Prediction #2: There will be fewer Big Data start-ups
Venture capital investors view Big Data as last year’s trend. They've already doubled down on a variety of start-ups and want to see those investments pan out. So, if you have a great idea for a Big Data start-up – good luck. It will have to be pretty amazing to convince investors to divert money away from their existing Big Data investments.
Prediction #3: Oracle will continue to lose market share to Open Source Big Data technologies
The mainstream software giants have adopted various strategies to cope with the competition from Open Source Big Data platforms. Some have formed alliances (e.g. Microsoft and HortonWorks), some have embraced and extended (e.g. IBM Watson). The company that least seems to “get” this brave new world is Oracle, which continues to sell Exadata (an expensive alternative for Big Data analytics) and has launched their own proprietary NOSQL database that has no advantage over Open Source alternatives. Oracle is having trouble understanding that in 2016, most customers prefer to avoid vendor lock-in.
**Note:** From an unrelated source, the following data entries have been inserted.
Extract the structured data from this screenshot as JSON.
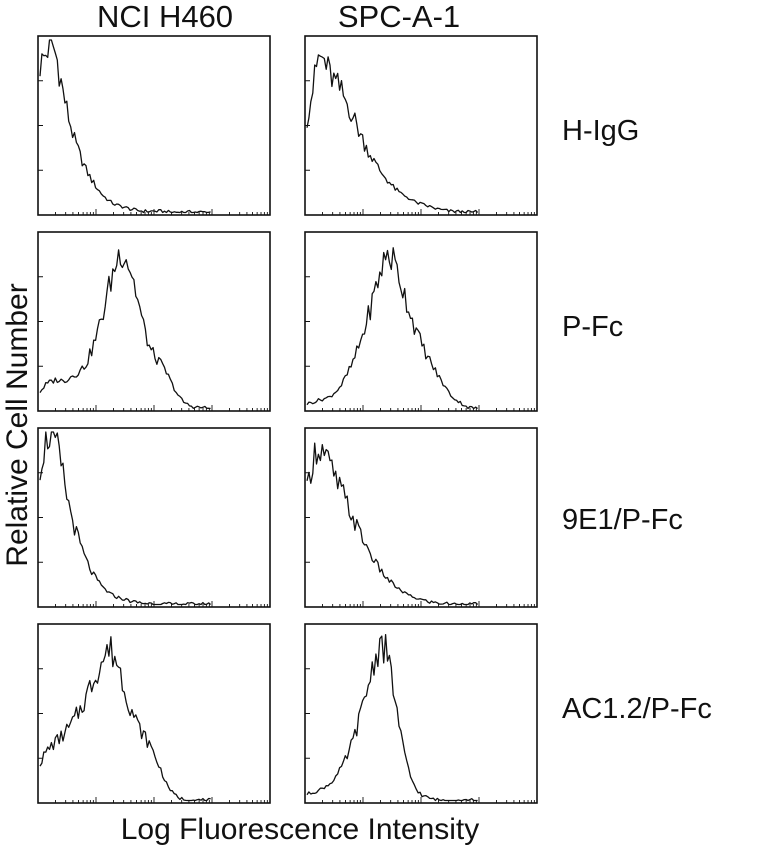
{
  "figure": {
    "column_titles": [
      "NCI H460",
      "SPC-A-1"
    ],
    "row_labels": [
      "H-IgG",
      "P-Fc",
      "9E1/P-Fc",
      "AC1.2/P-Fc"
    ],
    "ylabel": "Relative  Cell  Number",
    "xlabel": "Log Fluorescence Intensity"
  },
  "chart_data": {
    "type": "line",
    "grid": false,
    "x_scale": "log",
    "note_axes": "tick marks only, no numeric tick labels",
    "x": [
      1,
      1.26,
      1.58,
      2,
      2.51,
      3.16,
      3.98,
      5.01,
      6.31,
      7.94,
      10,
      12.6,
      15.8,
      20,
      25.1,
      31.6,
      39.8,
      50.1,
      63.1,
      79.4,
      100,
      126,
      158,
      200,
      251,
      316,
      398,
      501,
      631,
      794,
      1000
    ],
    "xlim": [
      1,
      10000
    ],
    "ylim": [
      0,
      100
    ],
    "panels": [
      {
        "column": "NCI H460",
        "row": "H-IgG",
        "values": [
          85,
          92,
          100,
          88,
          70,
          55,
          42,
          33,
          25,
          19,
          14,
          10,
          7,
          5,
          4,
          3,
          2,
          1.5,
          1,
          1,
          1,
          1,
          0.5,
          0.5,
          0.5,
          0.5,
          0.5,
          0.5,
          0.5,
          0.5,
          0.5
        ]
      },
      {
        "column": "SPC-A-1",
        "row": "H-IgG",
        "values": [
          55,
          72,
          90,
          88,
          80,
          75,
          70,
          63,
          56,
          48,
          40,
          34,
          28,
          23,
          19,
          15,
          12,
          10,
          8,
          6,
          5,
          4,
          3,
          2,
          1.5,
          1,
          1,
          0.5,
          0.5,
          0.5,
          0.5
        ]
      },
      {
        "column": "NCI H460",
        "row": "P-Fc",
        "values": [
          10,
          14,
          16,
          17,
          16,
          18,
          20,
          22,
          26,
          34,
          44,
          56,
          70,
          82,
          92,
          88,
          78,
          63,
          48,
          36,
          30,
          26,
          21,
          14,
          8,
          4,
          2,
          1,
          1,
          0.5,
          0.5
        ]
      },
      {
        "column": "SPC-A-1",
        "row": "P-Fc",
        "values": [
          3,
          4,
          5,
          6,
          7,
          10,
          14,
          20,
          27,
          36,
          46,
          58,
          70,
          82,
          90,
          86,
          77,
          66,
          55,
          45,
          37,
          30,
          24,
          18,
          13,
          8,
          5,
          3,
          1,
          0.5,
          0.5
        ]
      },
      {
        "column": "NCI H460",
        "row": "9E1/P-Fc",
        "values": [
          80,
          95,
          100,
          90,
          75,
          58,
          45,
          35,
          26,
          19,
          14,
          10,
          7,
          5,
          4,
          3,
          2,
          1.5,
          1,
          1,
          0.5,
          0.5,
          0.5,
          0.5,
          0.5,
          0.5,
          0.5,
          0.5,
          0.5,
          0.5,
          0.5
        ]
      },
      {
        "column": "SPC-A-1",
        "row": "9E1/P-Fc",
        "values": [
          65,
          85,
          92,
          88,
          80,
          72,
          66,
          58,
          50,
          43,
          36,
          30,
          24,
          19,
          15,
          12,
          9,
          7,
          5,
          4,
          3,
          2,
          1.5,
          1,
          1,
          0.5,
          0.5,
          0.5,
          0.5,
          0.5,
          0.5
        ]
      },
      {
        "column": "NCI H460",
        "row": "AC1.2/P-Fc",
        "values": [
          22,
          28,
          32,
          35,
          38,
          42,
          47,
          53,
          60,
          68,
          76,
          82,
          88,
          84,
          74,
          62,
          52,
          44,
          38,
          33,
          26,
          18,
          10,
          5,
          2,
          1,
          0.5,
          0.5,
          0.5,
          0.5,
          0.5
        ]
      },
      {
        "column": "SPC-A-1",
        "row": "AC1.2/P-Fc",
        "values": [
          4,
          5,
          6,
          8,
          10,
          14,
          19,
          26,
          35,
          46,
          58,
          72,
          84,
          92,
          84,
          66,
          44,
          26,
          14,
          7,
          3,
          2,
          1,
          0.5,
          0.5,
          0.5,
          0.5,
          0.5,
          0.5,
          0.5,
          0.5
        ]
      }
    ]
  }
}
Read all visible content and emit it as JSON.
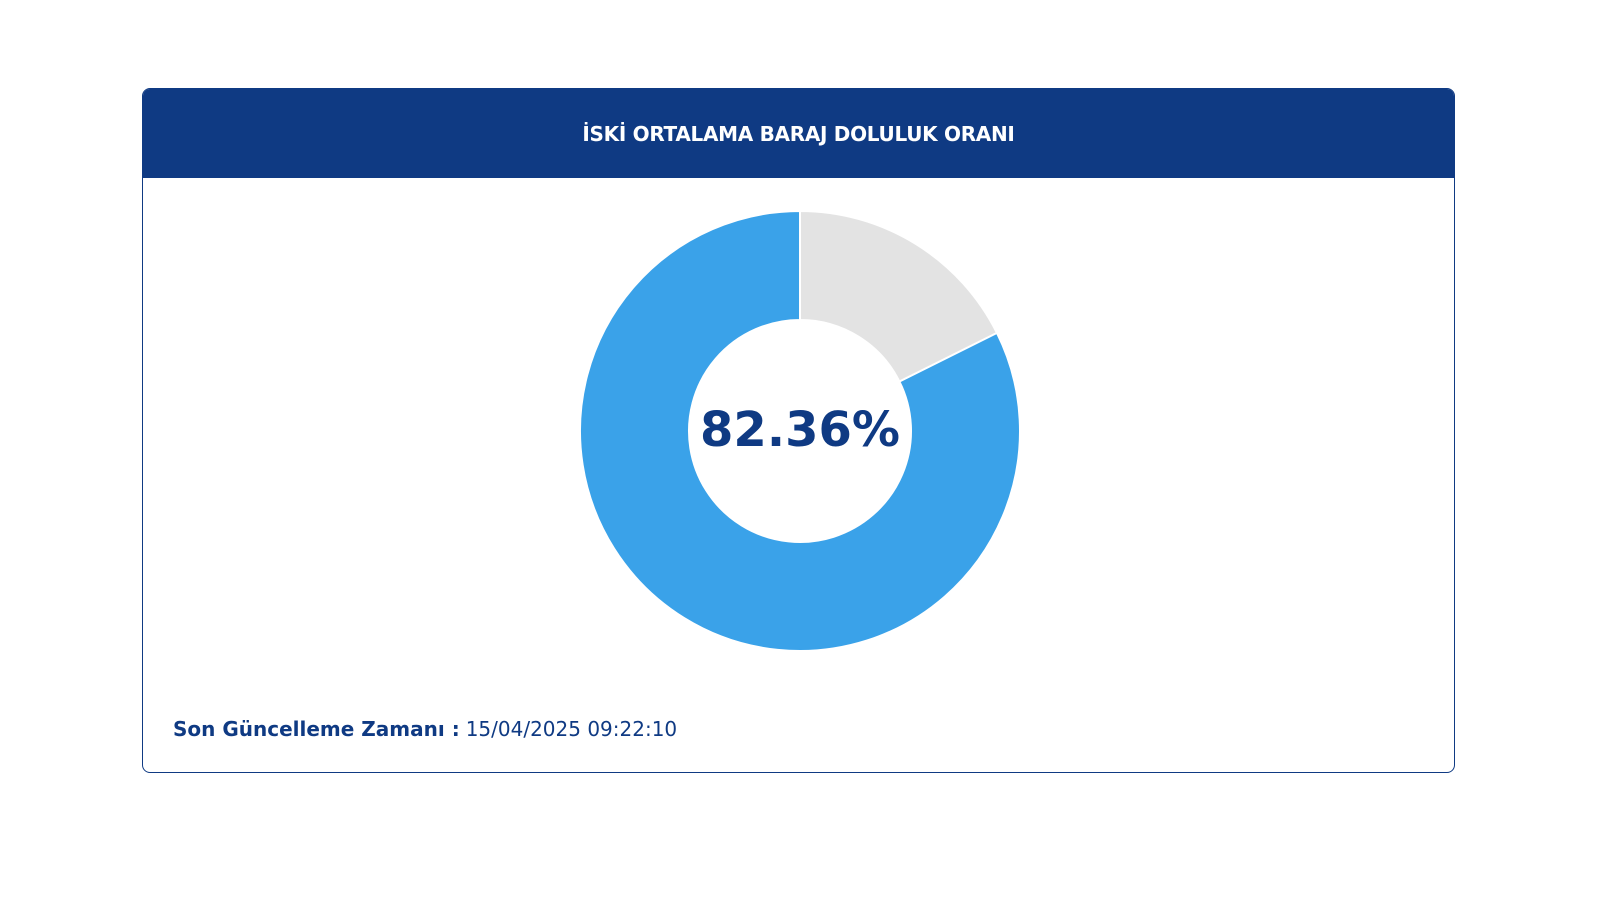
{
  "chart_data": {
    "type": "donut",
    "title": "İSKİ ORTALAMA BARAJ DOLULUK ORANI",
    "values": [
      82.36,
      17.64
    ],
    "value_labels": [
      "82.36%",
      null
    ],
    "colors": [
      "#3aa2e9",
      "#e3e3e3"
    ]
  },
  "footer": {
    "label": "Son Güncelleme Zamanı :",
    "timestamp": "15/04/2025 09:22:10"
  }
}
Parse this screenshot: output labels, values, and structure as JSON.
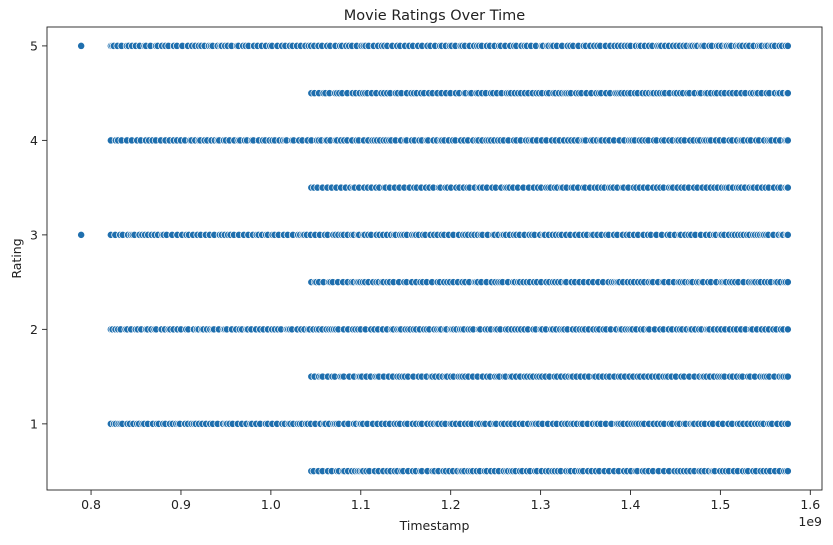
{
  "chart_data": {
    "type": "scatter",
    "title": "Movie Ratings Over Time",
    "xlabel": "Timestamp",
    "ylabel": "Rating",
    "x_scale_label": "1e9",
    "x_scale": 1000000000,
    "xlim": [
      0.751,
      1.613
    ],
    "ylim": [
      0.3,
      5.2
    ],
    "x_ticks": [
      0.8,
      0.9,
      1.0,
      1.1,
      1.2,
      1.3,
      1.4,
      1.5,
      1.6
    ],
    "x_tick_labels": [
      "0.8",
      "0.9",
      "1.0",
      "1.1",
      "1.2",
      "1.3",
      "1.4",
      "1.5",
      "1.6"
    ],
    "y_ticks": [
      1,
      2,
      3,
      4,
      5
    ],
    "y_tick_labels": [
      "1",
      "2",
      "3",
      "4",
      "5"
    ],
    "grid": false,
    "legend": "none",
    "marker_color": "#1f6fae",
    "marker_edge_color": "#ffffff",
    "outlier_points": [
      {
        "x": 0.789,
        "y": 5
      },
      {
        "x": 0.789,
        "y": 3
      }
    ],
    "rating_bands": [
      {
        "rating": 5.0,
        "x_start": 0.822,
        "x_end": 1.575
      },
      {
        "rating": 4.5,
        "x_start": 1.045,
        "x_end": 1.575
      },
      {
        "rating": 4.0,
        "x_start": 0.822,
        "x_end": 1.575
      },
      {
        "rating": 3.5,
        "x_start": 1.045,
        "x_end": 1.575
      },
      {
        "rating": 3.0,
        "x_start": 0.822,
        "x_end": 1.575
      },
      {
        "rating": 2.5,
        "x_start": 1.045,
        "x_end": 1.575
      },
      {
        "rating": 2.0,
        "x_start": 0.822,
        "x_end": 1.575
      },
      {
        "rating": 1.5,
        "x_start": 1.045,
        "x_end": 1.575
      },
      {
        "rating": 1.0,
        "x_start": 0.822,
        "x_end": 1.575
      },
      {
        "rating": 0.5,
        "x_start": 1.045,
        "x_end": 1.575
      }
    ]
  }
}
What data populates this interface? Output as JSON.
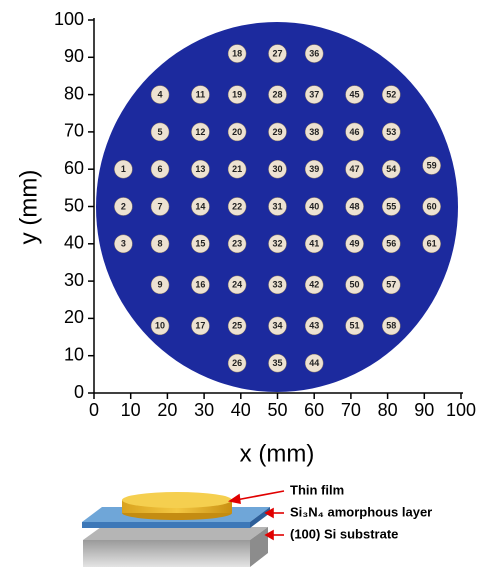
{
  "chart_data": {
    "type": "scatter",
    "xlabel": "x (mm)",
    "ylabel": "y (mm)",
    "xlim": [
      0,
      100
    ],
    "ylim": [
      0,
      100
    ],
    "xticks": [
      0,
      10,
      20,
      30,
      40,
      50,
      60,
      70,
      80,
      90,
      100
    ],
    "yticks": [
      0,
      10,
      20,
      30,
      40,
      50,
      60,
      70,
      80,
      90,
      100
    ],
    "color": "#ede2d2",
    "series": [
      {
        "labels": [
          "1",
          "2",
          "3",
          "4",
          "5",
          "6",
          "7",
          "8",
          "9",
          "10",
          "11",
          "12",
          "13",
          "14",
          "15",
          "16",
          "17",
          "18",
          "19",
          "20",
          "21",
          "22",
          "23",
          "24",
          "25",
          "26",
          "27",
          "28",
          "29",
          "30",
          "31",
          "32",
          "33",
          "34",
          "35",
          "36",
          "37",
          "38",
          "39",
          "40",
          "41",
          "42",
          "43",
          "44",
          "45",
          "46",
          "47",
          "48",
          "49",
          "50",
          "51",
          "52",
          "53",
          "54",
          "55",
          "56",
          "57",
          "58",
          "59",
          "60",
          "61"
        ],
        "x": [
          8,
          8,
          8,
          18,
          18,
          18,
          18,
          18,
          18,
          18,
          29,
          29,
          29,
          29,
          29,
          29,
          29,
          39,
          39,
          39,
          39,
          39,
          39,
          39,
          39,
          39,
          50,
          50,
          50,
          50,
          50,
          50,
          50,
          50,
          50,
          60,
          60,
          60,
          60,
          60,
          60,
          60,
          60,
          60,
          71,
          71,
          71,
          71,
          71,
          71,
          71,
          81,
          81,
          81,
          81,
          81,
          81,
          81,
          92,
          92,
          92
        ],
        "y": [
          60,
          50,
          40,
          80,
          70,
          60,
          50,
          40,
          29,
          18,
          80,
          70,
          60,
          50,
          40,
          29,
          18,
          91,
          80,
          70,
          60,
          50,
          40,
          29,
          18,
          8,
          91,
          80,
          70,
          60,
          50,
          40,
          29,
          18,
          8,
          91,
          80,
          70,
          60,
          50,
          40,
          29,
          18,
          8,
          80,
          70,
          60,
          50,
          40,
          29,
          18,
          80,
          70,
          60,
          50,
          40,
          29,
          18,
          61,
          50,
          40
        ]
      }
    ]
  },
  "schematic": {
    "labels": [
      "Thin film",
      "Si₃N₄ amorphous layer",
      "(100) Si substrate"
    ]
  }
}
Prediction #4: Cassandra will become a dominant player in the NOSQL space
Cassandra was always the fastest NOSQL database, especially for write-heavy applications, and it provides an active-active distributed data centre topology out of the box. The knock on Cassandra was that it was hard to deploy, maintain and programme. Datastax, the commercial vendor for Cassandra, seems to have noticed: The CQL language makes Cassandra far easier to programme, and the OpsCenter management tool makes maintenance a lot simpler. Now if they would only implement an aggregation framework like HBase’s co-processors so that application code could run on the server.
There you have it – four low-risk Big Data predictions for 2016. See you at the end of 2016 to grade their accuracy!